Not acknowledge by CHRT

I was referred to the crisis team in the last week of September 2021. I had declined my GP doing this several times-my GP knows and understands ‘where I’m at’, and ‘how I work’? In the end, fearing my own safety, I agreed. I was assessed on a Friday and my GP rang me on the following Wednesday to tell me that they won’t accept me. My GP is as baffled as me. I rarely accept help, believing I can manage my self harm. Today, 5 days later, I’ve put all ‘my affairs in order’, believing I’ll end up dead, due to my erratic self harming. (Just because I don’t tell people what self harm I am doing, for the fear of being seen as an attention seeker, doesn’t mean I’m not doing it.) After 40 plus years in the system, trying to sort myself out, in the last 16 plus years, for the fear of being sectioned, I never thought I’d be rejected by the Crisis Team, at Hellesdon Hospital.
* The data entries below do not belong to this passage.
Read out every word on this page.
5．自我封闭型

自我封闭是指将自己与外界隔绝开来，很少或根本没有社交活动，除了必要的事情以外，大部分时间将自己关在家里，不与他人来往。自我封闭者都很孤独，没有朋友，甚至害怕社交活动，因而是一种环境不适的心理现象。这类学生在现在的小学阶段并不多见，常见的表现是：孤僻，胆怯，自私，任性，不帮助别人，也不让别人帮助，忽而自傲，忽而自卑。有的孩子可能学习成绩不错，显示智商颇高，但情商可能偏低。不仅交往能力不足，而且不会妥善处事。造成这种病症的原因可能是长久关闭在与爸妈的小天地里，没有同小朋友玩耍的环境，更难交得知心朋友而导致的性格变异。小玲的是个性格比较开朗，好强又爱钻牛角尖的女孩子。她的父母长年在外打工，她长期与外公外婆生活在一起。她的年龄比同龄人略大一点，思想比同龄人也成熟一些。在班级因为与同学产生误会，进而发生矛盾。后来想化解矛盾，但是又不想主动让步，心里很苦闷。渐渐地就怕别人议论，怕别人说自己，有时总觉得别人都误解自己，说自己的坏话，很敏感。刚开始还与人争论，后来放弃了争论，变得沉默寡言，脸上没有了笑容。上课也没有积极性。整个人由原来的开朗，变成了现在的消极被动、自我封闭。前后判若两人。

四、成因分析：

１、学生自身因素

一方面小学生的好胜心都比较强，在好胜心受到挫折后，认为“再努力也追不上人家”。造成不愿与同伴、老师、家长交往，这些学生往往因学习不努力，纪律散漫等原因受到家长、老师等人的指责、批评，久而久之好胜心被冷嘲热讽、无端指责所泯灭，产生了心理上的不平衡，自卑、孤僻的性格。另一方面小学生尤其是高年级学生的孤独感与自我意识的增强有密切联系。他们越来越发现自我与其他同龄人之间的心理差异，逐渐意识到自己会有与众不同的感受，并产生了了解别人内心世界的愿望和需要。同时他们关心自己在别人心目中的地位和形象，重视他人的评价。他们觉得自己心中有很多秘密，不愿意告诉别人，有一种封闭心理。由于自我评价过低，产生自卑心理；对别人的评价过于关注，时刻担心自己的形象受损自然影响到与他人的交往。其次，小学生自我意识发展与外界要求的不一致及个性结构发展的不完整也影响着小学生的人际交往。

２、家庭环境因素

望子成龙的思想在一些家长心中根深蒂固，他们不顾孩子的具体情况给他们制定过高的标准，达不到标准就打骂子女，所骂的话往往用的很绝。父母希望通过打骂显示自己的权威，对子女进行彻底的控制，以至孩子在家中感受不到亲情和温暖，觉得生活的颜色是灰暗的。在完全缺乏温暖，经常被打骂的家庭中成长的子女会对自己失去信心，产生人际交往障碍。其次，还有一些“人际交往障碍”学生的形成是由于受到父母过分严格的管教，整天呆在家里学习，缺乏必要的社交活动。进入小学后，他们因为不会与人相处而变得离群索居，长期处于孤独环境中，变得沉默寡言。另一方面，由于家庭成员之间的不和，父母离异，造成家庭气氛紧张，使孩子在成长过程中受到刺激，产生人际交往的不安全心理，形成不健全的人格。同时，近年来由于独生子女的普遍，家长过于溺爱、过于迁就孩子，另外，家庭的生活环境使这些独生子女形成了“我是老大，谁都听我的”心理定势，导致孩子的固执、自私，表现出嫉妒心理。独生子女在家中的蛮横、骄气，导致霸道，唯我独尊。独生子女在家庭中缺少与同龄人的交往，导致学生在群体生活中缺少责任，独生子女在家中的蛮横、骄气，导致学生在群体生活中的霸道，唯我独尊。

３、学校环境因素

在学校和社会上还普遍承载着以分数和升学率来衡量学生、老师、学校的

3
Do the staff there really expect someone with long term MH issues to let everything ‘tumble off ones tongue’………my fears, my thoughts, my non existence in this world to a stranger, whose filling in a form every time ‘we’ do speak? It takes trust to open up to ‘your’ innermost fears for ‘your’ safety, not a 1 hour meeting……ludicrous. The thing is, ‘they’ don’t even realise how I truly feel.